Du revenu mensuel déterminant (4’186 fr.), on

déduit les charges normales, soit 800 fr. pour le recourant, 3’100 fr. pour ses

parents et 800 fr. pour sa soeur majeure. Ces charges représentent donc 4'700

fr. par mois (art. 8 al. 2 RLAEF) et traduisent une insuffisance de revenu de

514.

fr. (4'700 fr. moins 4’186 fr.), qu’il convient de répartir entre les

membres de la famille à raison de deux parts pour le recourant, d’une part pour

son père, d’une part pour sa mère et, enfin, d’une pour sa soeur.

L’insuffisance de revenu mensuel imputable au recourant représente donc 171,33 fr.

([514 fr. / 6] x 2 ; art. 11 RLAEF), soit 2’056 fr. par an (171,33 fr. x

12). Ce montant doit être ajouté aux frais d’apprentissage,; il détermine ainsi

une bourse annuelle de 6’606 francs (2’056 fr. + 4’550 fr.).

c) Ainsi, la décision de l’OCBE du 1er

juin 2007 fixant l’aide de l’Etat à 5'750 fr. pour l’année 2006 – 2007 n’est

pas correcte car on ne peut pas tenir compte de la limite de l’allocation

complémentaire de 100 fr. par mois prévue par le barème, le Tribunal de céans

l’ayant, à maintes reprises, comme rappelé ci-dessus, jugée contraire à la loi.

5.

Il résulte des calculs qui précèdent que le recourant a

droit, pour l'année académique 2006-2007, à une aide financière de l'Etat

constituée d'une bourse de 6’606 francs.

Le recours doit dès lors être admis et la

décision litigieuse réformée dans cette mesure.

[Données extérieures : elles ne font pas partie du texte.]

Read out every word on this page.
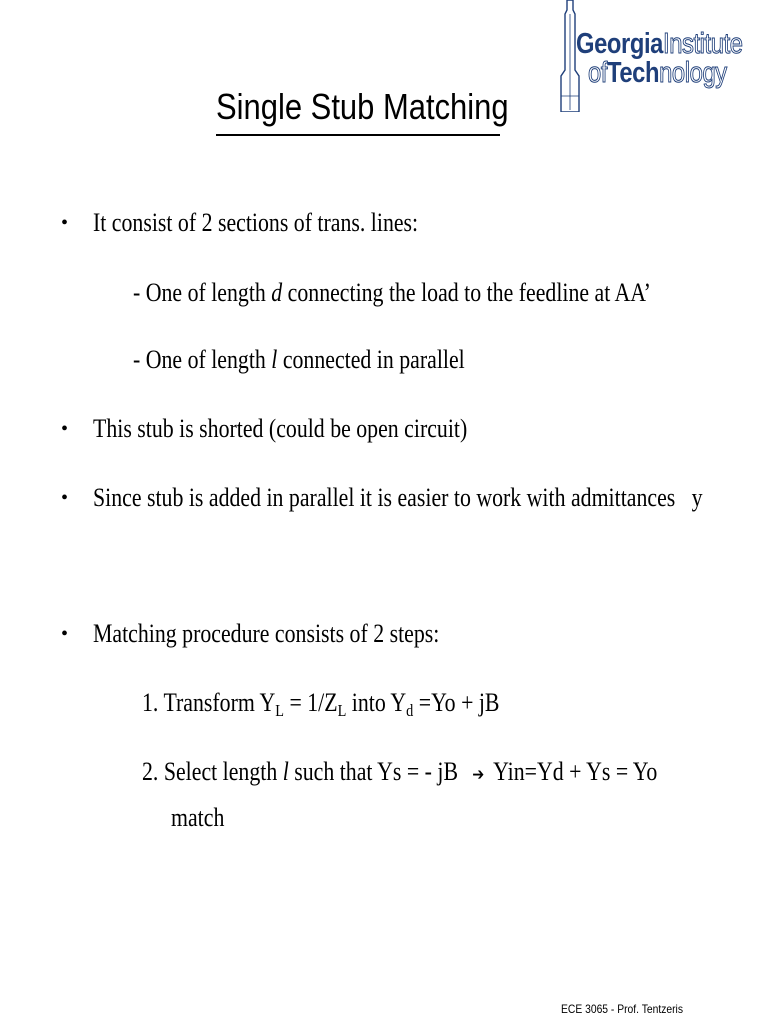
GeorgiaInstitute
ofTechnology
Single Stub Matching
• It consist of 2 sections of trans. lines:
- One of length d connecting the load to the feedline at AA’
- One of length l connected in parallel
• This stub is shorted (could be open circuit)
• Since stub is added in parallel it is easier to work with admittances y
• Matching procedure consists of 2 steps:
1. Transform $Y_L = 1/Z_L$ into $Y_d =Yo$ + jB
2. Select length l such that Ys = - jB ➔ Yin=Yd + Ys = Yo
match
ECE 3065 - Prof. Tentzeris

Vu l’issue du pourvoi, les frais seront

laissés à charge de l’Etat.

Dispositif

Par ces motifs

le Tribunal administratif

arrête:

I.

Le recours est admis.

II.

La décision de l'Office cantonal des bourses d'études et

d'apprentissage du 1er juin 2007 est réformée en ce sens qu'une bourse de 6'606

(six mille six cent six) francs est allouée à X._______ pour l'année

2006-2007.

III.

Le présent arrêt est rendu sans frais.

Lausanne, le 16 novembre 2007

Le président: Le

greffier:

Le présent arrêt est communiqué aux destinataires de

l'avis d'envoi ci-joint.

Il peut faire l'objet, dans les trente jours suivant sa

notification, d'un recours au Tribunal fédéral. Le recours en matière de droit

public s'exerce aux conditions des articles 82 ss de la loi du 17 juin 2005 sur

le Tribunal fédéral (LTF - RS 173.110), le recours constitutionnel subsidiaire

à celles des articles 113 ss LTF. Le mémoire de recours doit être rédigé dans

une langue officielle, indiquer les conclusions, les motifs et les moyens de

preuve, et être signé. Les motifs doivent exposer succinctement en quoi l’acte

attaqué viole le droit. Les pièces invoquées comme moyens de preuve doivent

être jointes au mémoire, pour autant qu’elles soient en mains de la partie; il

en va de même de la décision attaquée.